Later the issue of providing the recordings under the RTI was raised again in the House on which the House decided to take legal opinion.

PU had sought legal opinion from three senior lawyers who recommended that the university needed to provide the recordings to public under the RTI Act.

One of the Senate members said it was a welcome step, as now everyone would get to know what happens during the meetings and what are the issues discussed, which sometimes get unreported.

“The rationale behind recording the proceedings was to ensure transparency, which would have only achieved after the recordings are made public,” said a Syndic.

The university has also decided to provide all proceedings of the Syndicate and Senate recorded till date under the RTI.



Golden chance for UIET students demanded
Tribune News Service

Chandigarh, April 29
Members of the Students Organisation of Panjab University (SOPU) today submitted a memorandum of demands to Syndicate members and Vice-Chancellor before the Syndicate meeting.

Various demands made by the students included golden chance for UIET students along with the current semester exams. “Many students have their reappears pending in only one or two exams and presently the students are only allowed to appear for the reappear exam after the semester is complete, which would lead to delay in completing their degree, which would also affect their placements,” said Manoj Lubana, SOPU campus president.
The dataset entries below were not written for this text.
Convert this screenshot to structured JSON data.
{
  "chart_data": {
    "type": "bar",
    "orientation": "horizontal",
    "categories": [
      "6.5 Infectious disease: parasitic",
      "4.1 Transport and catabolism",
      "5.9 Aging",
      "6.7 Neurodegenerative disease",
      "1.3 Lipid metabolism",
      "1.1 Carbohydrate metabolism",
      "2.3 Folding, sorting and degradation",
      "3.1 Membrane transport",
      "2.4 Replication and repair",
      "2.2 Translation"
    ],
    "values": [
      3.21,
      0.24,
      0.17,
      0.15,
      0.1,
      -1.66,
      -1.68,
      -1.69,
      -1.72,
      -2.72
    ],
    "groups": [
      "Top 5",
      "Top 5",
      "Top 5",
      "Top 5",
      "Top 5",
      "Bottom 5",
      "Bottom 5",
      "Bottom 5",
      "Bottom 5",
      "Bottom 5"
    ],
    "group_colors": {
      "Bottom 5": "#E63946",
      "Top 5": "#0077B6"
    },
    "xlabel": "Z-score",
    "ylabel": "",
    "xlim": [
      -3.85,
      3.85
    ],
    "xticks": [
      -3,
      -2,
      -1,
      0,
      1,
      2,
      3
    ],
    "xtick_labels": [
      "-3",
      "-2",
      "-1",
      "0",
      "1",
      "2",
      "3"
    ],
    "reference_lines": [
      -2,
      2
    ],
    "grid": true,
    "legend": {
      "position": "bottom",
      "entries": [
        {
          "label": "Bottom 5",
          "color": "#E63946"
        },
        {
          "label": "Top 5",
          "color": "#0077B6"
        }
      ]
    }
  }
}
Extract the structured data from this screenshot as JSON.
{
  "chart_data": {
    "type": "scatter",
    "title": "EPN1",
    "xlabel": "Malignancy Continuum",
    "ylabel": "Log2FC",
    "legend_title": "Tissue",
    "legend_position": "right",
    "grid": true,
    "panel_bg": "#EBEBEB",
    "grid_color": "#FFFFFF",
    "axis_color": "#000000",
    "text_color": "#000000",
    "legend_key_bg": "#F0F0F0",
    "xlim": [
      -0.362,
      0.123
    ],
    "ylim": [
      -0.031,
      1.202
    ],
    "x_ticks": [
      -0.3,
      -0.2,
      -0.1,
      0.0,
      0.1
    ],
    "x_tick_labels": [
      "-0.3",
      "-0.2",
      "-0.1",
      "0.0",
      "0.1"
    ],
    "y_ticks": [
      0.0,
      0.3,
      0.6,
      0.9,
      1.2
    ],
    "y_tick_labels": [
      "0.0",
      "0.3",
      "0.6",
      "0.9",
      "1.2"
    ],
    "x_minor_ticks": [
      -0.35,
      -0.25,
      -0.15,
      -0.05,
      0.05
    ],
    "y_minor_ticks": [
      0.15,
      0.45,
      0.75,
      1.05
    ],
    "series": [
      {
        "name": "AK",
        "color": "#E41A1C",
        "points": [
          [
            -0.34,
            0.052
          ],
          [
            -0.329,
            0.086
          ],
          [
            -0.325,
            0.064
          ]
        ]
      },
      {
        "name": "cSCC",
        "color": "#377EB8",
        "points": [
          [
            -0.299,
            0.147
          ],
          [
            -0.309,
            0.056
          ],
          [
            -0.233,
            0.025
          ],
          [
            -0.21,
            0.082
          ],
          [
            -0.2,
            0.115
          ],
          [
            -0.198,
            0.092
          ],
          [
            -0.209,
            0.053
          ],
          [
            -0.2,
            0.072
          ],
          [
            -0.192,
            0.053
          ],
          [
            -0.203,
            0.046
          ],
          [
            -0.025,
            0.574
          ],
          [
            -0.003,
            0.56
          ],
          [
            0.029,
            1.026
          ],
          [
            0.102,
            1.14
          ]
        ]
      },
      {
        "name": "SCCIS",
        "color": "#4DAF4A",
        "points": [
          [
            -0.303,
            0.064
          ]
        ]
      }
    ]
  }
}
The list of demands also included provisions to take improvement exams in UIET, as it is in sciences and law departments. “The students must be given chance to improve their scores, as they can be able to sit in various placement offers,” he stated.

The demands made by the students further included provision of the system that students with reappear in any exam in first six months must be promoted to the next semester.

Lubana said examination fee for reappear exam in BDS is Rs 6,000 per exam, which is unnecessarily high and should be brought down.